2.1. The data length on both sides is the same;

2.2. The data length on both sides is >18 digits;

2.3. The first 18 digits of the data on both sides are exactly the same;

Solution:

In order to avoid this problem of incorrect result sets caused by the hidden mechanism of MySQL type conversion triggered by queries similar to the example at the beginning of the article, here are some solutions I can think of, restoration and supplements:

1. As mentioned in the article, the MySQL official website has actually given a solution, which is to use the CAST function to convert the data type, so that The mechanism that does not trigger type conversion naturally avoids problems.

select '1234567890123456789' = 1234567890123456781;-- Result: 1
select CAST('1234567890123456789' as UNSIGNED) = 1234567890123456781;-- Result: 0

However, this method is not recommended here because it is intrusive with SQL code, the maintenance cost of code modification is relatively high, and it treats the symptoms but not the root cause.

2. Modify the table fields. When defining the table field type, you should think clearly about what type of data this field will store, and then ensure that the types are corresponding in the code. (For example, the varchar type field corresponds to the String type in JAVA). In this way, when executing SQL, the data type can be guaranteed to be consistent, and the mechanism to prevent type conversion from being triggered can naturally avoid problems.
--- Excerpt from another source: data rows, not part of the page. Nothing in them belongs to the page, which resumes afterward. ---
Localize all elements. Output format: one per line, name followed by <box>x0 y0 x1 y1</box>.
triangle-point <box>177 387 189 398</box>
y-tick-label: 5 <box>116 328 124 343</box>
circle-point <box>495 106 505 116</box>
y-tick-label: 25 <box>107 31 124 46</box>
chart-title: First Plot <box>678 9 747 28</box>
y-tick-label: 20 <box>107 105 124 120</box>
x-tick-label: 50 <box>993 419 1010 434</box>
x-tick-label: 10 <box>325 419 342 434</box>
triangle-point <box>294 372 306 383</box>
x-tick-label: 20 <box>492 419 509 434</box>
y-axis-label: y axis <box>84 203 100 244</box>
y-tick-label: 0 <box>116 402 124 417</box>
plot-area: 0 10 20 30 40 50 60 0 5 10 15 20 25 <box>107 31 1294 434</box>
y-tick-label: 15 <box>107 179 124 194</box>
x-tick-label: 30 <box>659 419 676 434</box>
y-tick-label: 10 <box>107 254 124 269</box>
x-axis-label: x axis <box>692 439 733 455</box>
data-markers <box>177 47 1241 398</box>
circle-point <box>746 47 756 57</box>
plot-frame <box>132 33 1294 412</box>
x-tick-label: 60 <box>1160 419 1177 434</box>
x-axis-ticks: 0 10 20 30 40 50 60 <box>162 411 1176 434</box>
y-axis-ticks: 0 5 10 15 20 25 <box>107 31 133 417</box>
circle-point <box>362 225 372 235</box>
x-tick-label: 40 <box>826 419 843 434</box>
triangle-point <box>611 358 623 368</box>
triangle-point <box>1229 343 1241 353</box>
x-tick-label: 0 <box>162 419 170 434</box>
This approach is highly recommended as problems can be avoided if everyone follows the rules.

Expand:

Of course, some people may ask why MySQL doesn’t just remove this hidden mechanism of type conversion?

You must know that everything has two sides. The hidden mechanism of type conversion actually has many benefits. Naturally, it is not removed because the advantages outweigh the disadvantages. I will not give detailed examples here because it is beyond the scope of this article. A new article may be published in the future. The article explains in detail.